• FAITS DIVERS
  • SOCIÉTÉ
  • ECONOMIE
  • POLITIQUE
  • CULTURE
  • SPORT

Colloque: Boswell, l'ambassadeur écossais de la Corse de Paoli

Durant deux jours, un cycle de conférences a été consacré à Corte aux liens entre l'écossais Boswell et la Corse du XVIIIème siècle. / © viastella
Durant deux jours, un cycle de conférences a été consacré à Corte aux liens entre l'écossais Boswell et la Corse du XVIIIème siècle. / © viastella

Corsica Boswell ou la cause des Corses. C'est le titre du colloque organisé mercredi à l'université de Corse. A la suite de son passage sur l'île, l'écossais avait publié L'Etat de la Corse, un plaidoyer en faveur des insulaires. 250 ans après, les éditions Albiana éditent une nouvelle traduction..

Par Sébastien Bonifay

Tout cela est né d'une rencontre.
James Boswell, avocat et écrivain écossais, est âgé d'une vingtaine d'années lorsqu'il se lance dans une traversée de l'Europe qui le mène jusqu'à la Corse. 

 
James Boswell, peint par Sir Joshua Reynolds / © DR
James Boswell, peint par Sir Joshua Reynolds / © DR


Une manière de soigner son image


Et en octobre 1765, à Sollacaro, il rencontre Pascal Paoli. 
Et le général voit très vite l'intérêt de présenter la Corse au visiteur sous son meilleur jour. 

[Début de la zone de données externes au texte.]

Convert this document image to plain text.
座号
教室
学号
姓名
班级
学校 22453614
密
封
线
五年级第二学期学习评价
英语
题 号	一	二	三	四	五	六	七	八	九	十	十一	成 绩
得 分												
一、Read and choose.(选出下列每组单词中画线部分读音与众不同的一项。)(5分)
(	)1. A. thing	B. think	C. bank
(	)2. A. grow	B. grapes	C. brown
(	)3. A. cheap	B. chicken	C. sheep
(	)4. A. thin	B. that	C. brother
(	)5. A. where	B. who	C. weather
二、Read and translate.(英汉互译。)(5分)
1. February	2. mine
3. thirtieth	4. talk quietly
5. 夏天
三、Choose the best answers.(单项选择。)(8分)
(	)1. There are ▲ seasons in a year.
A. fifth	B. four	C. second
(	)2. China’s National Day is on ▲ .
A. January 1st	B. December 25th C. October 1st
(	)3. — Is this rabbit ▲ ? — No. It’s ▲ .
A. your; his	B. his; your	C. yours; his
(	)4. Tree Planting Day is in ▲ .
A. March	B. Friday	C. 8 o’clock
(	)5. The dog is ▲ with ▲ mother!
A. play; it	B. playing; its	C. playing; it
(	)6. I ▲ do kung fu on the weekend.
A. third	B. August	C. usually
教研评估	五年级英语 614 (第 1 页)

La toute jeune nation a besoin de se faire mieux connaître hors de l'île.
Selon Antoine-Marie Graziani, qui a signé une biographie de Paoli chez Tallandier, Boswell peut être un excellent moyen d'y arriver:
 

Le chemin de Boswell a été très largement balisé par Paoli, pour donner à son voyage une connotation qui permette aux corses d'apparaître sous leur meilleur jour, notamment par rapport aux difficultés qu'ils pouvaient rencontrer avec l'Angleterre. 

 
Pascal Paoli tel qu'il apparaît dans l'ouvrage de James Boswell / © DR
Pascal Paoli tel qu'il apparaît dans l'ouvrage de James Boswell / © DR




A son retour en Angleterre Boswell signe Account of Corsica, The journal of a tour to that island and memoirs of Pascal paoli

Le livre sera traduit en plusieurs langues et rencontrera un succès considérable. 

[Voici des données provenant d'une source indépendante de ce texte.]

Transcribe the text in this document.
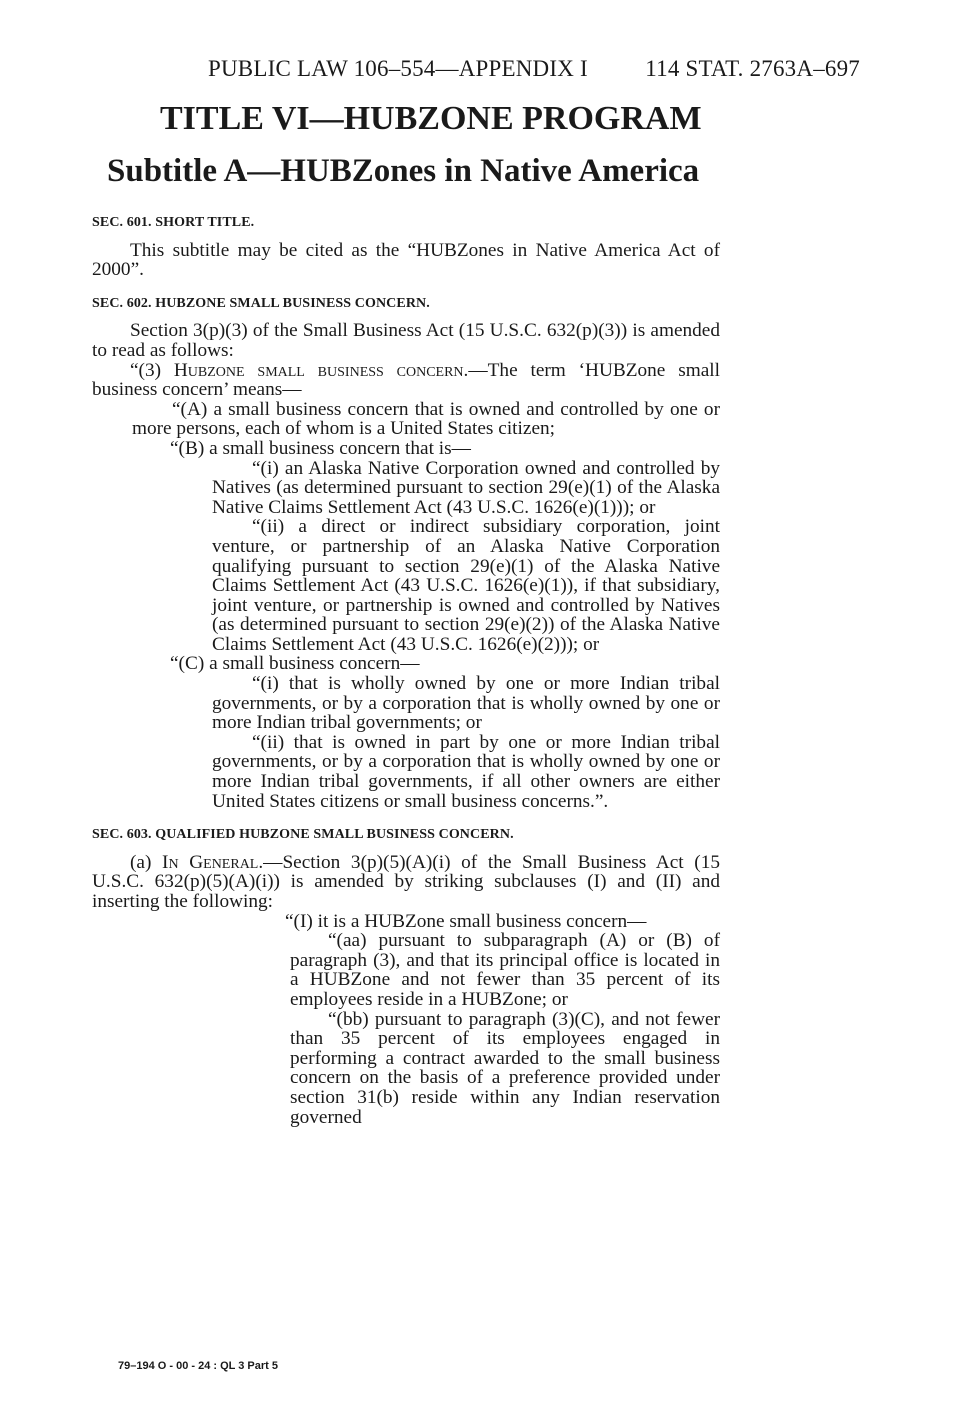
PUBLIC LAW 106–554—APPENDIX I 114 STAT. 2763A–697
TITLE VI—HUBZONE PROGRAM
Subtitle A—HUBZones in Native America
SEC. 601. SHORT TITLE.

This subtitle may be cited as the “HUBZones in Native America Act of 2000”.

SEC. 602. HUBZONE SMALL BUSINESS CONCERN.

Section 3(p)(3) of the Small Business Act (15 U.S.C. 632(p)(3)) is amended to read as follows:

“(3) Hubzone small business concern.—The term ‘HUBZone small business concern’ means—

“(A) a small business concern that is owned and controlled by one or more persons, each of whom is a United States citizen;

“(B) a small business concern that is—

“(i) an Alaska Native Corporation owned and controlled by Natives (as determined pursuant to section 29(e)(1) of the Alaska Native Claims Settlement Act (43 U.S.C. 1626(e)(1))); or

“(ii) a direct or indirect subsidiary corporation, joint venture, or partnership of an Alaska Native Corporation qualifying pursuant to section 29(e)(1) of the Alaska Native Claims Settlement Act (43 U.S.C. 1626(e)(1)), if that subsidiary, joint venture, or partnership is owned and controlled by Natives (as determined pursuant to section 29(e)(2)) of the Alaska Native Claims Settlement Act (43 U.S.C. 1626(e)(2))); or

“(C) a small business concern—

“(i) that is wholly owned by one or more Indian tribal governments, or by a corporation that is wholly owned by one or more Indian tribal governments; or

“(ii) that is owned in part by one or more Indian tribal governments, or by a corporation that is wholly owned by one or more Indian tribal governments, if all other owners are either United States citizens or small business concerns.”.

SEC. 603. QUALIFIED HUBZONE SMALL BUSINESS CONCERN.

(a) In General.—Section 3(p)(5)(A)(i) of the Small Business Act (15 U.S.C. 632(p)(5)(A)(i)) is amended by striking subclauses (I) and (II) and inserting the following:

“(I) it is a HUBZone small business concern—

“(aa) pursuant to subparagraph (A) or (B) of paragraph (3), and that its principal office is located in a HUBZone and not fewer than 35 percent of its employees reside in a HUBZone; or

“(bb) pursuant to paragraph (3)(C), and not fewer than 35 percent of its employees engaged in performing a contract awarded to the small business concern on the basis of a preference provided under section 31(b) reside within any Indian reservation governed

79–194 O - 00 - 24 : QL 3 Part 5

Pour les 250 ans de cette première édition, Albiana a réédité cet ouvrage, que l'on connaît ici sous le nom de L'Etat de la Corse.

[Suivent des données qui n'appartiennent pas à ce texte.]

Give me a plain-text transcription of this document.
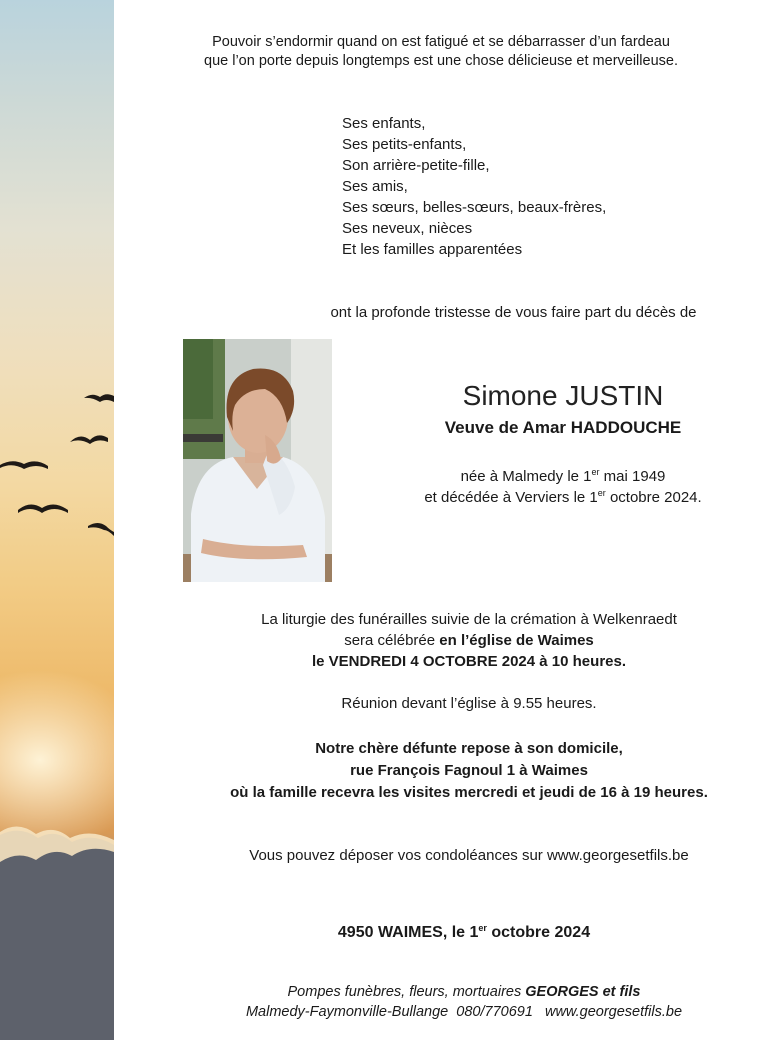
Pouvoir s’endormir quand on est fatigué et se débarrasser d’un fardeau
que l’on porte depuis longtemps est une chose délicieuse et merveilleuse.
Ses enfants,
Ses petits-enfants,
Son arrière-petite-fille,
Ses amis,
Ses sœurs, belles-sœurs, beaux-frères,
Ses neveux, nièces
Et les familles apparentées
ont la profonde tristesse de vous faire part du décès de
Simone JUSTIN
Veuve de Amar HADDOUCHE
née à Malmedy le 1er mai 1949
et décédée à Verviers le 1er octobre 2024.
La liturgie des funérailles suivie de la crémation à Welkenraedt
sera célébrée en l’église de Waimes
le VENDREDI 4 OCTOBRE 2024 à 10 heures.
Réunion devant l’église à 9.55 heures.
Notre chère défunte repose à son domicile,
rue François Fagnoul 1 à Waimes
où la famille recevra les visites mercredi et jeudi de 16 à 19 heures.
Vous pouvez déposer vos condoléances sur www.georgesetfils.be
4950 WAIMES, le 1er octobre 2024
Pompes funèbres, fleurs, mortuaires GEORGES et fils
Malmedy-Faymonville-Bullange  080/770691   www.georgesetfils.be
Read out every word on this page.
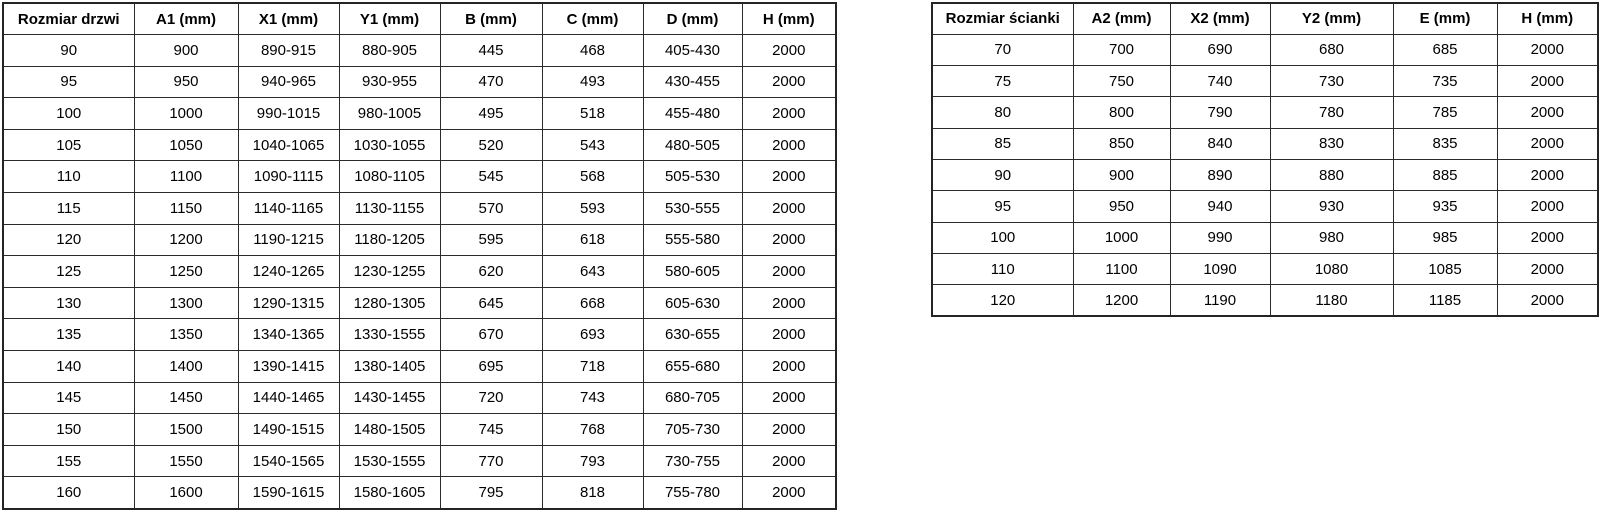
Rozmiar drzwi	A1 (mm)	X1 (mm)	Y1 (mm)	B (mm)	C (mm)	D (mm)	H (mm)
90	900	890-915	880-905	445	468	405-430	2000
95	950	940-965	930-955	470	493	430-455	2000
100	1000	990-1015	980-1005	495	518	455-480	2000
105	1050	1040-1065	1030-1055	520	543	480-505	2000
110	1100	1090-1115	1080-1105	545	568	505-530	2000
115	1150	1140-1165	1130-1155	570	593	530-555	2000
120	1200	1190-1215	1180-1205	595	618	555-580	2000
125	1250	1240-1265	1230-1255	620	643	580-605	2000
130	1300	1290-1315	1280-1305	645	668	605-630	2000
135	1350	1340-1365	1330-1555	670	693	630-655	2000
140	1400	1390-1415	1380-1405	695	718	655-680	2000
145	1450	1440-1465	1430-1455	720	743	680-705	2000
150	1500	1490-1515	1480-1505	745	768	705-730	2000
155	1550	1540-1565	1530-1555	770	793	730-755	2000
160	1600	1590-1615	1580-1605	795	818	755-780	2000
Rozmiar ścianki	A2 (mm)	X2 (mm)	Y2 (mm)	E (mm)	H (mm)
70	700	690	680	685	2000
75	750	740	730	735	2000
80	800	790	780	785	2000
85	850	840	830	835	2000
90	900	890	880	885	2000
95	950	940	930	935	2000
100	1000	990	980	985	2000
110	1100	1090	1080	1085	2000
120	1200	1190	1180	1185	2000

L'universitaire Jean Viviès en a assuré la nouvelle traduction. Il s'est penché sur les répercussions du livre de Boswell à l'époque:
 

l'impact politique immédiat n'a pas été très fort, même s'il y a eu quand même des levées de fond, de l'envoi d'argent à Paoli et à ses troupes.Voire même de l'artillerie... En revanche l'impact a été immédiat sur l'image de la Corse et des corses. C'était, pour l'Europe, un repère de rebelles un peu barbares, et ces derniers ont été soudain vus comme des héros des Lumières, ces héros magnifiés par Rousseau dans son livre Du contrat social.

 
Jean Viviès a traduit la nouvelle édition de l'ouvrage de James Boswell, L'etat de la Corse / © viastella
Jean Viviès a traduit la nouvelle édition de l'ouvrage de James Boswell, L'etat de la Corse / © viastella


Boswell, inventeur de la biographie participative...


Des lignes célèbres dont la Corse s'enorgueillit depuis longtemps:
« Il est encore en Europe un pays capable de législation : c'est l'île de Corse. La valeur et la constance avec laquelle ce brave peuple a su recouvrer et défendre sa liberté, mériterait bien que quelque homme sage lui apprît à la conserver. J'ai quelque pressentiment qu'un jour cette île étonnera l'Europe ».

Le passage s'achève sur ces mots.